I got a 90 gallon tank off craigslist. Here is a picture the back.

https://www.dropbox.com/s/xsiy6get55rzl5e/2014-09-25 20.38.16.jpg?dl=0

What I was thinking is making the bottom hole the drain, with a valve on it to control the flow.
And using the top for emergency overflow, so that I can kee it super quiet.

Would that be a viable way of doing it?


----------



## Niku (Feb 11, 2014)

If I understand your idea correctly and you are in fact using a sump (keep in mind I have no practical experience with sump tanks) if the bottom is your drain and the power goes out, your entire tank will proceed to drain into/over flow your sump till all 90 gal are on your floor?


----------



## GaryR (Sep 16, 2012)

Niku said:


> If I understand your idea correctly and you are in fact using a sump (keep in mind I have no practical experience with sump tanks) if the bottom is your drain and the power goes out, your entire tank will proceed to drain into/over flow your sump till all 90 gal are on your floor?

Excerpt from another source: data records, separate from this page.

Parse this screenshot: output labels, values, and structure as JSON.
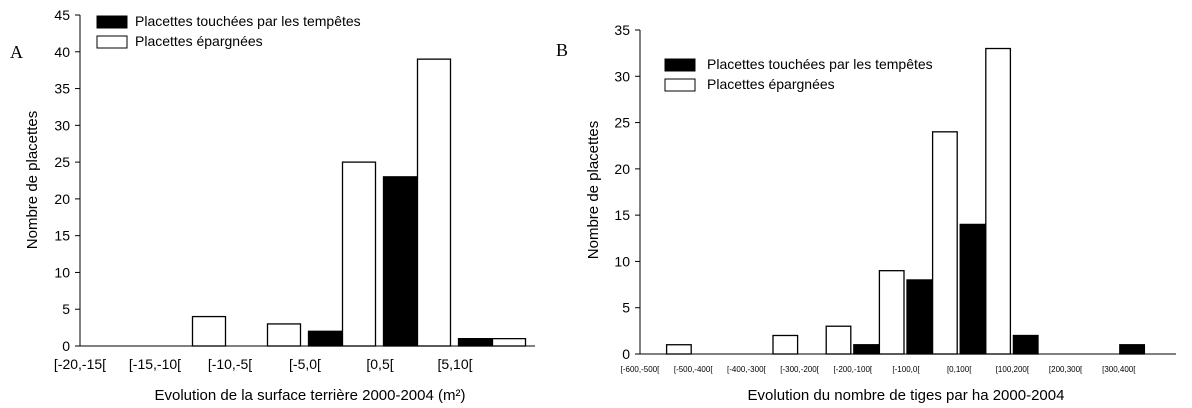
{
  "chart_data": [
    {
      "type": "bar",
      "panel_label": "A",
      "xlabel": "Evolution de la surface terrière 2000-2004 (m²)",
      "ylabel": "Nombre de placettes",
      "ylim": [
        0,
        45
      ],
      "yticks": [
        0,
        5,
        10,
        15,
        20,
        25,
        30,
        35,
        40,
        45
      ],
      "categories": [
        "[-20,-15[",
        "[-15,-10[",
        "[-10,-5[",
        "[-5,0[",
        "[0,5[",
        "[5,10["
      ],
      "legend_position": "top-left",
      "series": [
        {
          "name": "Placettes touchées par les tempêtes",
          "color": "#000000",
          "values": [
            0,
            0,
            0,
            2,
            23,
            1
          ]
        },
        {
          "name": "Placettes épargnées",
          "color": "#ffffff",
          "values": [
            0,
            4,
            3,
            25,
            39,
            1
          ]
        }
      ]
    },
    {
      "type": "bar",
      "panel_label": "B",
      "xlabel": "Evolution du nombre de tiges par ha 2000-2004",
      "ylabel": "Nombre de placettes",
      "ylim": [
        0,
        35
      ],
      "yticks": [
        0,
        5,
        10,
        15,
        20,
        25,
        30,
        35
      ],
      "categories": [
        "[-600,-500[",
        "[-500,-400[",
        "[-400,-300[",
        "[-300,-200[",
        "[-200,-100[",
        "[-100,0[",
        "[0,100[",
        "[100,200[",
        "[200,300[",
        "[300,400["
      ],
      "legend_position": "top-left",
      "series": [
        {
          "name": "Placettes touchées par les tempêtes",
          "color": "#000000",
          "values": [
            0,
            0,
            0,
            0,
            1,
            8,
            14,
            2,
            0,
            1
          ]
        },
        {
          "name": "Placettes épargnées",
          "color": "#ffffff",
          "values": [
            1,
            0,
            2,
            3,
            9,
            24,
            33,
            0,
            0,
            0
          ]
        }
      ]
    }
  ]
}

Yup, if you're using a sump instead of a canister filter you'll need some controls. We need to see the inside of the tank. Are there Weir's/overflows? Is this fresh or marine water?

If you want silent with a sump:

- don't use a durso
- google bean animal or herbie.
- I use a Herbie on mine.. Dead silent. I'd use that.

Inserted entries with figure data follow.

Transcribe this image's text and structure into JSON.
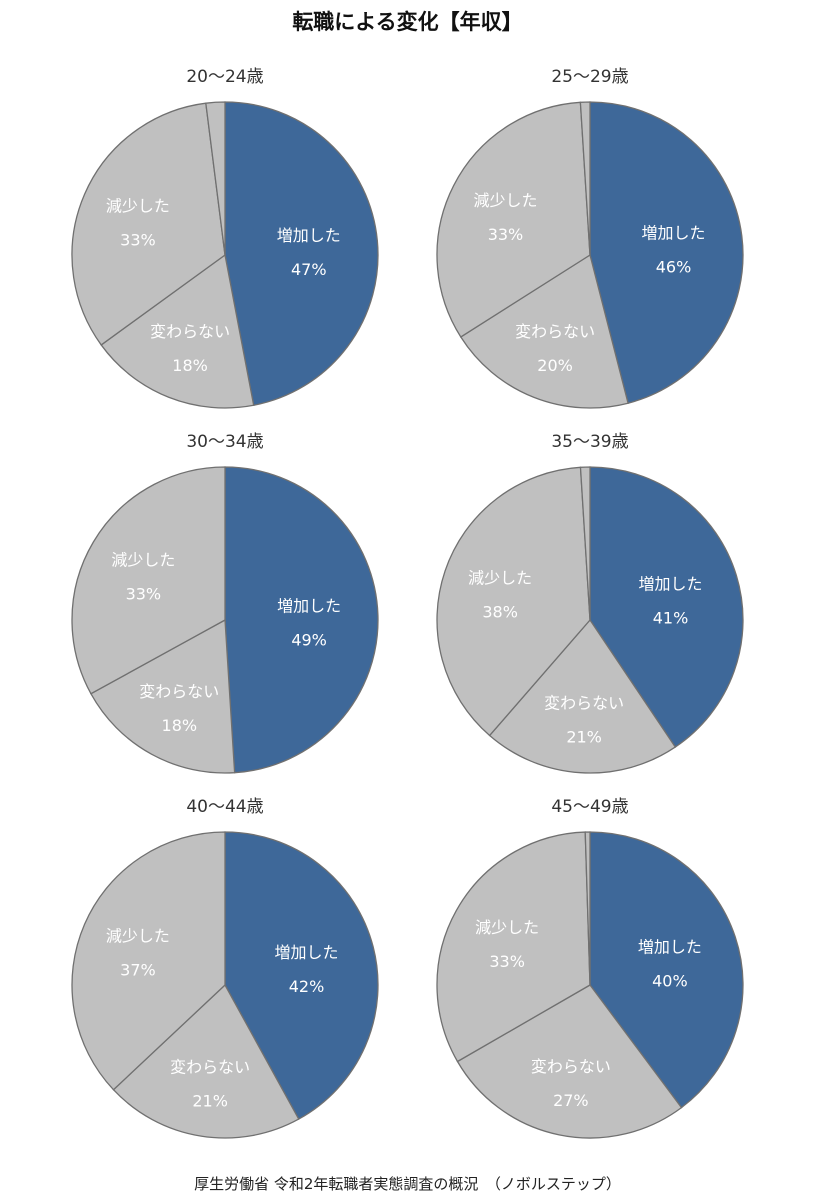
{
  "title": "転職による変化【年収】",
  "source": "厚生労働省 令和2年転職者実態調査の概況　（ノボルステップ）",
  "colors": {
    "increase": "#3e6899",
    "others": "#c0c0c0",
    "edge": "#707070"
  },
  "chart_data": [
    {
      "type": "pie",
      "title": "20〜24歳",
      "start_category": "増加した",
      "direction": "clockwise",
      "categories": [
        "増加した",
        "変わらない",
        "減少した",
        ""
      ],
      "values": [
        47,
        18,
        33,
        2
      ],
      "data_labels": [
        "47%",
        "18%",
        "33%",
        ""
      ]
    },
    {
      "type": "pie",
      "title": "25〜29歳",
      "start_category": "増加した",
      "direction": "clockwise",
      "categories": [
        "増加した",
        "変わらない",
        "減少した",
        ""
      ],
      "values": [
        46,
        20,
        33,
        1
      ],
      "data_labels": [
        "46%",
        "20%",
        "33%",
        ""
      ]
    },
    {
      "type": "pie",
      "title": "30〜34歳",
      "start_category": "増加した",
      "direction": "clockwise",
      "categories": [
        "増加した",
        "変わらない",
        "減少した",
        ""
      ],
      "values": [
        49,
        18,
        33,
        0
      ],
      "data_labels": [
        "49%",
        "18%",
        "33%",
        ""
      ]
    },
    {
      "type": "pie",
      "title": "35〜39歳",
      "start_category": "増加した",
      "direction": "clockwise",
      "categories": [
        "増加した",
        "変わらない",
        "減少した",
        ""
      ],
      "values": [
        41,
        21,
        38,
        1
      ],
      "data_labels": [
        "41%",
        "21%",
        "38%",
        ""
      ]
    },
    {
      "type": "pie",
      "title": "40〜44歳",
      "start_category": "増加した",
      "direction": "clockwise",
      "categories": [
        "増加した",
        "変わらない",
        "減少した",
        ""
      ],
      "values": [
        42,
        21,
        37,
        0
      ],
      "data_labels": [
        "42%",
        "21%",
        "37%",
        ""
      ]
    },
    {
      "type": "pie",
      "title": "45〜49歳",
      "start_category": "増加した",
      "direction": "clockwise",
      "categories": [
        "増加した",
        "変わらない",
        "減少した",
        ""
      ],
      "values": [
        40,
        27,
        33,
        0.5
      ],
      "data_labels": [
        "40%",
        "27%",
        "33%",
        ""
      ]
    }
  ]
}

You need to use some sort of overflow wall.. Sometimes called a weir. Usually more glass or plexiglass siliconed into your tank just below the water line. You can buy these or build them.

Depending on the size of your return pump and your expected flow rate, I'd use the top hole as your return line. I'd use the bottom big one as your emergency line and one of the smaller ones as your main drain. The unfortunate placement of those holes means you're going to need a really big weir -- probably coast to coast.


----------



## maartenvr (Jul 6, 2013)

Yea I wanted to use a Herbie. Thanks for the suggestion about the full size weir. That may be a good way to go!


----------



## accordexi (Jan 9, 2014)

Too bad you bought your 90 gallon tank already. I have one that was drilled for a herby method and is plumbed for dead silence. 

Anyways post more pictures for us to see the front of it.


----------



## maartenvr (Jul 6, 2013)

@Spit.fire has my tank now and is making a custom overflow for it with a Herbie... can't wait to get it back. Will post some pics when done.


----------



## maartenvr (Jul 6, 2013)

Overflow box was done, and plumming is all done. Just running a test in my garage now to make there are no leaks. It is VERY quiet!

Picture:


----------



## Jameson (Oct 13, 2014)

Where are you going to keep it with all the machinery? And I presume it's for marine life, yes?


----------



## maartenvr (Jul 6, 2013)

I don't really understand your question. But yes it is for marine.


----------